A bully may justify their behavior as a teaching tool or “character builder” but hide a secret of past abuse for which they had to “toughen up.” A victim will see bullies everywhere and in true victim form, “can’t do anything about it.” A person insecure about their intelligence may see “stupid” people everywhere and feel that it is their duty to point out that stupidity, because it makes them appear smarter and set apart from the “stupid” people.
When we point the fingers “out there” it takes the focus off of ourselves and we lose a valuable opportunity to heal and grow. We destroy friendships and relationships because we see the “bad” in others that we refuse to see in ourselves.
Here are some ways you can identify your shadow:
- Look at the people in your life who you don’t get along with. What is it about them that bothers you? In what ways do you exhibit those qualities?

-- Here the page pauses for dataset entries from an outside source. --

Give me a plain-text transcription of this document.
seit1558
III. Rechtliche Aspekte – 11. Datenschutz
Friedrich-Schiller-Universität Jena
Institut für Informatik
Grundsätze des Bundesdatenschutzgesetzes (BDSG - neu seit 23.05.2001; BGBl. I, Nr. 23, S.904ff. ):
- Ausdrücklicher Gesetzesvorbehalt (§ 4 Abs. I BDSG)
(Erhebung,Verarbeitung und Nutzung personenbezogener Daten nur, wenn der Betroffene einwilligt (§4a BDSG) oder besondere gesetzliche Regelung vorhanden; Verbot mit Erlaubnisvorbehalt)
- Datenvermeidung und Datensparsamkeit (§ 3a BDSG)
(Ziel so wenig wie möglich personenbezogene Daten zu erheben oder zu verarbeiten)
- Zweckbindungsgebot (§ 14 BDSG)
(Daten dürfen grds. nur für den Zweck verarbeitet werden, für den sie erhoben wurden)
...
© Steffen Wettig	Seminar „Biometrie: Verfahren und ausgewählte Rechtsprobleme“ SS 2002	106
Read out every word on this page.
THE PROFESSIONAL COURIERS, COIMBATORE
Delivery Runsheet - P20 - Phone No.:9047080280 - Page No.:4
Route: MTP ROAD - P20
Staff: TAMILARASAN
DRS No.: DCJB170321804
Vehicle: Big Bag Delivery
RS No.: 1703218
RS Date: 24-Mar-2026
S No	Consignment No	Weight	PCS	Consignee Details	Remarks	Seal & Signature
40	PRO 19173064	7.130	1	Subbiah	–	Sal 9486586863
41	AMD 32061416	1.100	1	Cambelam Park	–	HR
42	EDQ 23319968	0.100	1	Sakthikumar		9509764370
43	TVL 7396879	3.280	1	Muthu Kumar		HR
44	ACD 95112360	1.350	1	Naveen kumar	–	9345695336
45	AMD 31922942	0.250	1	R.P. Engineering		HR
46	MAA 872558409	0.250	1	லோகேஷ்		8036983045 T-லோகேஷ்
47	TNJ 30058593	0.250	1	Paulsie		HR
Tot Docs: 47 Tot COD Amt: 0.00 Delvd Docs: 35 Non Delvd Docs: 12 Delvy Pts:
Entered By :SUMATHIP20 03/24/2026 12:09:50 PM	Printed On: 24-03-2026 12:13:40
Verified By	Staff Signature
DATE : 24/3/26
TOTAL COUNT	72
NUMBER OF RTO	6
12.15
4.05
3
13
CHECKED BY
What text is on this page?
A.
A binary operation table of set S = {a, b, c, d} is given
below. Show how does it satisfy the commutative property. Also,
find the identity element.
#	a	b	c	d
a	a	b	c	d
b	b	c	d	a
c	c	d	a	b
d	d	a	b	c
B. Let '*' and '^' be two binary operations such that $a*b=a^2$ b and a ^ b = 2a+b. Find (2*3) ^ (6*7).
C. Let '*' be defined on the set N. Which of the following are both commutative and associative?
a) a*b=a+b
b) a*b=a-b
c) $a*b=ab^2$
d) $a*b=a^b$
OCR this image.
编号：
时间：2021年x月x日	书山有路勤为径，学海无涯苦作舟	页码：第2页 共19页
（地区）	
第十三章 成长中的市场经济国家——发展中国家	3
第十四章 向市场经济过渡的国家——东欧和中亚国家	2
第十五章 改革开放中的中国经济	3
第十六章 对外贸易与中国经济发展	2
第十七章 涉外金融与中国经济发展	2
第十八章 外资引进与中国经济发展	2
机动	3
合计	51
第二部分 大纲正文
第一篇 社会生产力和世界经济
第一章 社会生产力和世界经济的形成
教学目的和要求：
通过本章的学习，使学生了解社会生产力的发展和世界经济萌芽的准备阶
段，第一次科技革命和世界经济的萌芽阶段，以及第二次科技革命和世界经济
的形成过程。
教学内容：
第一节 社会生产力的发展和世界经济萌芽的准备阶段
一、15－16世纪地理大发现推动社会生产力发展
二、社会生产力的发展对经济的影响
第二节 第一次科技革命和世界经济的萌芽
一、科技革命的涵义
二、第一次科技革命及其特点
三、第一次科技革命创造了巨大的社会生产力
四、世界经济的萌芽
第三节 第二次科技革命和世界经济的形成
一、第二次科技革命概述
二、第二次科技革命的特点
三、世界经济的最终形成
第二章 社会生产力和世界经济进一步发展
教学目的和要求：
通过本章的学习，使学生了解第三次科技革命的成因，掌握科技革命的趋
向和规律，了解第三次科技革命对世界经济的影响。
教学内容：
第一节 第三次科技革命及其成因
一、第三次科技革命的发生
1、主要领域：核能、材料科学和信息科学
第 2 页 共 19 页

- What types of behaviors do you find the most annoying and inexcusable? What past or childhood memories do they bring up?
- Which of the worlds problems bothers you the most? Does it have any personal meaning for you?
- What period in history makes you the most emotional? Are you angry about slavery? The genocide of indigenous cultures? The Holocaust? The burning of alleged witches?
Meditate, journal or discuss it with a friend. When you discover where your shadow is hiding, shine some light on it. You may feel resistance because the ego doesn’t like when we do this type of work.
What you will find out is that in some form, you are expressing this shadow in your present life. While you don’t need to be afraid of it, if you ignore it for too long, it will sabotage your success as well as destroy relationships.
Your shadow is not the enemy. It is like an inner child who acts out because we ignore it.
Your shadow can become a valuable ally assisting you to grow stronger and heal wounds that have festered for far too long. The biggest fear you may ever have to face, is the one that you lock inside of yourself. If you can face that, then nothing can stand in the way of your success, growth and healing.